Gordon Brown’s plan to build three million homes by 2020 now looks laughable. Only 100,000 have been built this year against the Prime Minister’s proposals to build 200,000 per annum, rising to 240,000 by 2016. As a result construction companies have laid off up to half of their staff and housing associations that have borrowed too heavily may go under.
Most of this is because of the credit crunch, but the Prime Minister is now facing a more pressing problem through the Government’s failure to build enough council or social homes during the past 11 years.
In the 1950s more than 200,000 council homes were built each year, dropping to 100,000 in the early 1980s and falling further to 30,000 by 1997 when Tony Blair became Prime Minister. Labour failed to accelerate social-housing construction, letting it drop to under 20,000 in 2002 before it rose gradually to 30,000 last year.
Now four million people are waiting to be housed by local authorities, with one million expected to be added next year. Those who can’t stay with friends or family are housed in often overcrowded bed and breakfasts.
But the picture is getting worse. Most social housing is now built on mixed estates with private homes. Where developers have stopped building commercial projects, the social housing – including shared-equity homes – has suffered too.
Housing associations, in turn, often buy up mixed developments so that they can subsidise their social homes with private rents or sales from private homes. With a virtual standstill in construction, many of the 1,900 housing associations are in big difficulty and are having to merge to avoid closure. About £500 million worth of social housing schemes has been mothballed this month alone.
Homeless charities are urgently demanding action from the Chancellor to address the problem.
On Monday the Government will publish proposals from Sir James Crosby, the former head of HBOS, to improve the availability of mortgages and reinvigorate the housing market.
Alistair Darling is under pressure to extend stamp duty holidays and reintroduce mortgage interest tax relief. He is also considering a multibil-lion-pound programme for social housing to help the construction industry as it waits for the market to pick up.

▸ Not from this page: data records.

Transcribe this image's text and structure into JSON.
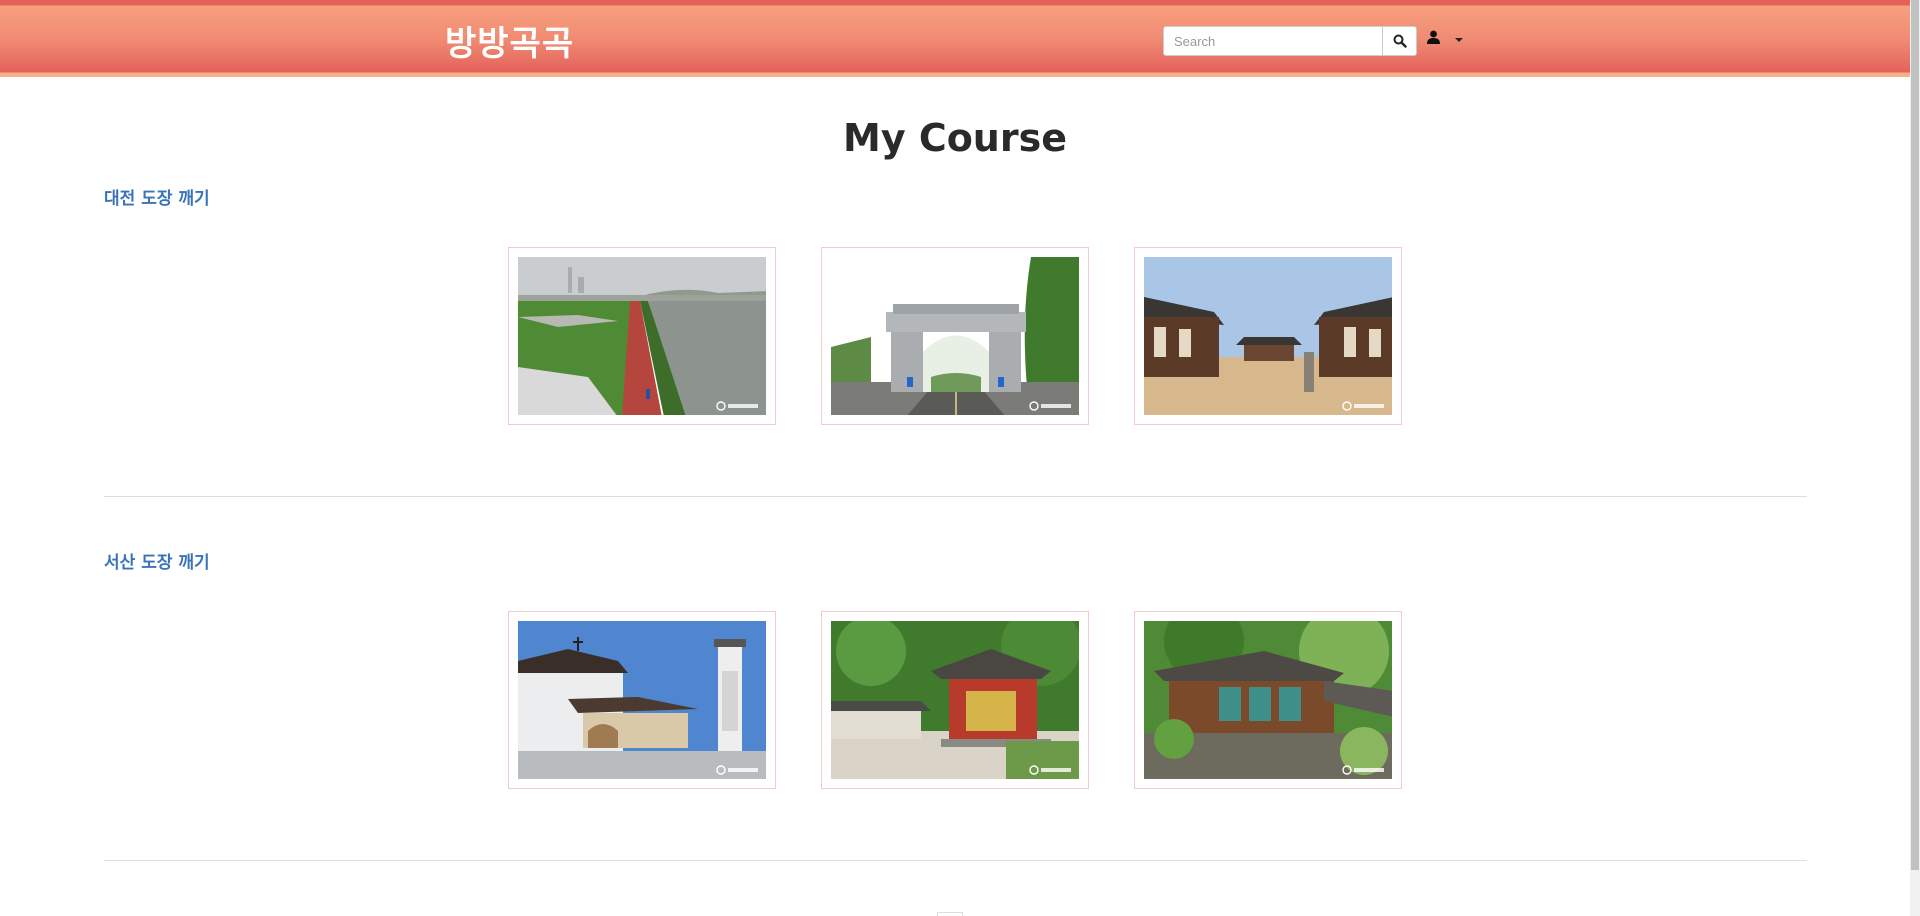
{
  "header": {
    "brand": "방방곡곡",
    "search": {
      "placeholder": "Search",
      "value": ""
    },
    "search_button_icon": "search-icon",
    "user_menu_icon": "user-icon"
  },
  "page": {
    "title": "My Course"
  },
  "sections": [
    {
      "title": "대전 도장 깨기",
      "images": [
        {
          "subject": "riverside-bike-path"
        },
        {
          "subject": "stone-gate"
        },
        {
          "subject": "hanok-courtyard"
        }
      ]
    },
    {
      "title": "서산 도장 깨기",
      "images": [
        {
          "subject": "church-with-tower"
        },
        {
          "subject": "red-temple-hall"
        },
        {
          "subject": "temple-in-forest"
        }
      ]
    }
  ],
  "colors": {
    "header_top": "#e5625a",
    "header_bottom": "#f9b08a",
    "section_title": "#3a74b8",
    "card_border": "#f3c9cc"
  }
}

Housing experts fear that this could lead to a return of 1960s-style council ghettoes with hundreds of social homes in high-rise buildings.
Policy analysts argue that initial developments are likely to be small – about 12 to 20 homes on one site – but in the short term this could be solely social rented housing. Later some could be transferred to private rented and shared-equity homes or sold off when the market picks up.
But the Government is wary about spending its billions unchecked. The Chancellor is now considering a scheme to get a return on his cash. At present housing associations have to meet 60 per cent of the cost of developments through borrowing from banks and cross-subsidies from private developments. They get 40 per cent upfront from the Treasury in a grant.
But Mr Darling is thinking of giving more money to housing associations in the form of loans or equity. They would be expected to pay back the equity through private rents or sales when these can be realised. He will also expand the mortgage rescue scheme announced in September. This allows the housing association to buy equity in a house facing repossession. The homeowner then pays the association rent but can remain in the house. When the home is sold, the association gets part of the proceeds.